There is a fascinating ritual that begins the reading that I hope you can focus on in your Shabbat studies. At the very beginning of the reading (Leviticus 16) we have this curious ritual of expiation involving two goats, one to be sacrificed to God and the other to be sent to “Azazel”. How it is decided which of the two goats is to be sacrificed to God and which to be sent away? Aaron is to draw lots (16:6ff). This is an elaborate ritual for expiation of sins, first for Aaron, his household, the Shrine and the whole congregation of Isarel. The second goat has an additional role. “Aaron shall lay both hands on the head of the goat and confess over it all the iniquities and transgressions of the Israelites, whatever their sins, putting them on the head of the goat; and it shall be sent off into the wilderness with a designated man. Thus, shall the goat carry with on it all their iniquities to an inaccessible region, and the goat shall be set free in the wilderness.” (Lev. 16, 21,22) This is the sacrifice to Azazel!
There are many interpretations of this ritual. It should remind you of the liturgy of Yom Kippur, as we stand and speak the Confessional, and indeed, some of the Yom Kippur liturgy is from this chapter. Later interpretations have this goat not set free, but sent over a cliff to perish. That second goat, the goat that is sent off for Azazel, becomes in our language and idiom, the scapegoat!

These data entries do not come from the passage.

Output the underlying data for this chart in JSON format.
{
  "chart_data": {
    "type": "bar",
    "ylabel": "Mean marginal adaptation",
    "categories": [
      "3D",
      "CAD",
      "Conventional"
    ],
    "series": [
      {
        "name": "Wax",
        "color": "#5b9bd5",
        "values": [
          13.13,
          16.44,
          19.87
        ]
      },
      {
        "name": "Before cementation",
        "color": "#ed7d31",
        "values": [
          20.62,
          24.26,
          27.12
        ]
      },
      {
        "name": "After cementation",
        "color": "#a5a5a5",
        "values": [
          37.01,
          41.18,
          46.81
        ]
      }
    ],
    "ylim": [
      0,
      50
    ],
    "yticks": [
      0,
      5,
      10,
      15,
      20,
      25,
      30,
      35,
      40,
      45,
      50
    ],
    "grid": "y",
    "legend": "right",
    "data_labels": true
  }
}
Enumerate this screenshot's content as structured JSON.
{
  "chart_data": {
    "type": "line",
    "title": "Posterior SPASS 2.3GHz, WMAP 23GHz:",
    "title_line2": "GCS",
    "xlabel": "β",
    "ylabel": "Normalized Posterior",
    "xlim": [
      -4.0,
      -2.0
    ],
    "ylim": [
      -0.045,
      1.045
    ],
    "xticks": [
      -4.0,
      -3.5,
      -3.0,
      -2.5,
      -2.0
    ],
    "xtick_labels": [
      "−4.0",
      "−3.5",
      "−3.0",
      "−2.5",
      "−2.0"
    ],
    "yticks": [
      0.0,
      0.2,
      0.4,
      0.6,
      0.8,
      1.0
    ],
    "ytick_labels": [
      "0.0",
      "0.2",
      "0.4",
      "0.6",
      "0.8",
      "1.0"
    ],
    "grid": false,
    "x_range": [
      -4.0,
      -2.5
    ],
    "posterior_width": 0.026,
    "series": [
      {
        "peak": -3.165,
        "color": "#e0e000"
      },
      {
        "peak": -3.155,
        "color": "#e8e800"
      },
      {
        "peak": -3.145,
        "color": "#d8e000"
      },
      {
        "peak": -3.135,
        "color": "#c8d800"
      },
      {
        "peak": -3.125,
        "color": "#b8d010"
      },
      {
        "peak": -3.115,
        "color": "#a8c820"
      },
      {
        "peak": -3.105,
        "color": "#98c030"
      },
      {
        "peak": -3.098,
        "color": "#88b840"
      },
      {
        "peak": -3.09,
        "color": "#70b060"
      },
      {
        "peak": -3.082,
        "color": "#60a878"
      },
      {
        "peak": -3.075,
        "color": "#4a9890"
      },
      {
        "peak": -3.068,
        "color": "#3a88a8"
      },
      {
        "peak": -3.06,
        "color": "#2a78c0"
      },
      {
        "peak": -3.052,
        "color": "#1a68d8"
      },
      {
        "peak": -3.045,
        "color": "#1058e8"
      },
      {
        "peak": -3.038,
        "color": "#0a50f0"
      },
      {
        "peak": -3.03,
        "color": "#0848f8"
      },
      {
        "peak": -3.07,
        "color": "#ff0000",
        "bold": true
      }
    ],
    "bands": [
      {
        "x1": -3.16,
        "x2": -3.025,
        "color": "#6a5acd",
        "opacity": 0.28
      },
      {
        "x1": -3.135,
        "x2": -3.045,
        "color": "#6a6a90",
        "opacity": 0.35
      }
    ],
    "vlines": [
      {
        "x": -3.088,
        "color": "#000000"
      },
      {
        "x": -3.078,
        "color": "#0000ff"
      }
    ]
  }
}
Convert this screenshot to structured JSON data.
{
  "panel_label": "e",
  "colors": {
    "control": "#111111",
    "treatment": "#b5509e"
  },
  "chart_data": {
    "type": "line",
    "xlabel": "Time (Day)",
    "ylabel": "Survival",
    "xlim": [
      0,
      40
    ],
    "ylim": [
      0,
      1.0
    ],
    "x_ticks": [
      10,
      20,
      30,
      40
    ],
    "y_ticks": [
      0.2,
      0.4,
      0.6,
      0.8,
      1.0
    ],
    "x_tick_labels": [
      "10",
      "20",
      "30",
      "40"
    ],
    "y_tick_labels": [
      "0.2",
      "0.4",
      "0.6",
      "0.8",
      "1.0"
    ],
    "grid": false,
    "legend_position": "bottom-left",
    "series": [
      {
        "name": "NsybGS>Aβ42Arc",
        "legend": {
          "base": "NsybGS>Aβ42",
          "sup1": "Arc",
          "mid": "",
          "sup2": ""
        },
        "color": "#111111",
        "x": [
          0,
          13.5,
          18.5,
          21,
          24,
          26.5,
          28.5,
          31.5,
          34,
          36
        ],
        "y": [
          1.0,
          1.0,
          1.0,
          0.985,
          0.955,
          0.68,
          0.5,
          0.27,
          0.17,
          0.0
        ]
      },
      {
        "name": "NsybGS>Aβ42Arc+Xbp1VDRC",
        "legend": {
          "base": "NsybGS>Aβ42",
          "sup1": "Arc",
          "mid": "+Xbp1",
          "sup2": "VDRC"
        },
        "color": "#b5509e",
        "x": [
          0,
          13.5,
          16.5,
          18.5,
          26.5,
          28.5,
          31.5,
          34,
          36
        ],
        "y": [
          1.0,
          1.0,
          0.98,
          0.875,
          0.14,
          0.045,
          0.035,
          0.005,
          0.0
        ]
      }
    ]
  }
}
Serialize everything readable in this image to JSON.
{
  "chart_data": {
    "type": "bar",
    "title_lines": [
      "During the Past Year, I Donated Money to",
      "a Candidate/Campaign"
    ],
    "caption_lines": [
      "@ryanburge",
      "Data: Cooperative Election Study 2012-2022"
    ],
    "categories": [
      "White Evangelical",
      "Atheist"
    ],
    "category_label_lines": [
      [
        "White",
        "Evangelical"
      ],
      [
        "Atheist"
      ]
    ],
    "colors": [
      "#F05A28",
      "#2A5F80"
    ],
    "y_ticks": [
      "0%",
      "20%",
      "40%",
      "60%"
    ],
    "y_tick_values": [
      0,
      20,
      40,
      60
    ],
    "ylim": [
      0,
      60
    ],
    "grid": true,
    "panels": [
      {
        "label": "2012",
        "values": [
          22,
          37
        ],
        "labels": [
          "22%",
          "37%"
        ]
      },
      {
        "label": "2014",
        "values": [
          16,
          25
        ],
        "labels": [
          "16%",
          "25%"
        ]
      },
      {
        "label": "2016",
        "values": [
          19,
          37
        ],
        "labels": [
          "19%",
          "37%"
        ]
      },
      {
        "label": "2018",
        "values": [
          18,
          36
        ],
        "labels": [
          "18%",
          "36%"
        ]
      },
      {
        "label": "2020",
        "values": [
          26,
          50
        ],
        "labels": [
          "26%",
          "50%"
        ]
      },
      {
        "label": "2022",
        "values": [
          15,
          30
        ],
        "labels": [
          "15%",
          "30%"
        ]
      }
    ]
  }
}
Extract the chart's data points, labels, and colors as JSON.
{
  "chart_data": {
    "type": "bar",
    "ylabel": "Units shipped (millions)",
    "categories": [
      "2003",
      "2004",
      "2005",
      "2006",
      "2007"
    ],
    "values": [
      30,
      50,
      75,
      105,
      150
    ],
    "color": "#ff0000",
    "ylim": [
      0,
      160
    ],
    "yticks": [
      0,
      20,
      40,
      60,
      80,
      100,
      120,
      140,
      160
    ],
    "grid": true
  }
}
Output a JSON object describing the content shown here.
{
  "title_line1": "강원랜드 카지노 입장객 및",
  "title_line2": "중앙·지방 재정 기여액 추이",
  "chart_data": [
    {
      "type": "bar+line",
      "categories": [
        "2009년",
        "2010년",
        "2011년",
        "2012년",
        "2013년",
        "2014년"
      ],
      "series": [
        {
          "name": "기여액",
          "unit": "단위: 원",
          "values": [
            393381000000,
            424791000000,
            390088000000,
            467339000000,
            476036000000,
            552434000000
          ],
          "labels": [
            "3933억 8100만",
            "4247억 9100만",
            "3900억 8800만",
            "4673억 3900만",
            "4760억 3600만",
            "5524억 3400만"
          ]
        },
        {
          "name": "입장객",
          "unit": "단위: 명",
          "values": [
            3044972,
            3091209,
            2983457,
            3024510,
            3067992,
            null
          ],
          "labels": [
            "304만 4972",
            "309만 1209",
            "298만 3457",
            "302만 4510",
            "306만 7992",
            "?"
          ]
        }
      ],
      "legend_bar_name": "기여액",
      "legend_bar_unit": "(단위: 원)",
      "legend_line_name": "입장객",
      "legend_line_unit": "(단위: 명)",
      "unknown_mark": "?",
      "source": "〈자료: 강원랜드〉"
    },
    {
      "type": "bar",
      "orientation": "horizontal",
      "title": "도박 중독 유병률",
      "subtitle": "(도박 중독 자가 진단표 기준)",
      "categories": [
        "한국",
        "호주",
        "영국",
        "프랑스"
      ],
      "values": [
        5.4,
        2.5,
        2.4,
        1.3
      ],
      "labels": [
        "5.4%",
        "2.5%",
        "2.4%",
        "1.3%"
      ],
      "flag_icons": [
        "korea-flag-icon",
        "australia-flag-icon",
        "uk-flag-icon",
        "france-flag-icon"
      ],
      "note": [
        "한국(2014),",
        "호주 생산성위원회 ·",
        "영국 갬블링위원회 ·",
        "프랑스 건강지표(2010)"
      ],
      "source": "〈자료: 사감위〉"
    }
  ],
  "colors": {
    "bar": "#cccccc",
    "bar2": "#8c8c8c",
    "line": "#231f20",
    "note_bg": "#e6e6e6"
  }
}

Azazel is shrouded in mystery. Many feel it is a reference to a god and a reference again to the commandment not to worship other gods. Nachmanides sees this as symbolic of evil. This is a ritual where we seek to create a means by which the sins of the people are forgiven, and the people are cleansed. The scapegoat is how a community can be forgiven and transfer or lay off their sins to some other object. We rid ourselves of the evil and transfer it to something or someone else!
Let me suggest that this is more than just a mysterious ancient ritual edited and refined into a Day of Atonement which carries with it similar theological meaning. Let me suggest that this ritual has significant meaning for us as we live in a world where scapegoating is an ever-present reality. How often do we see attempts by people to see in others faults, behaviors, fears and thus attempts to rid these fears by removing those people? It is sometimes easier to pass off responsibility by deflecting it on others. Who are the scapegoats of today’s world? Who and what is being sacrificed, and for what?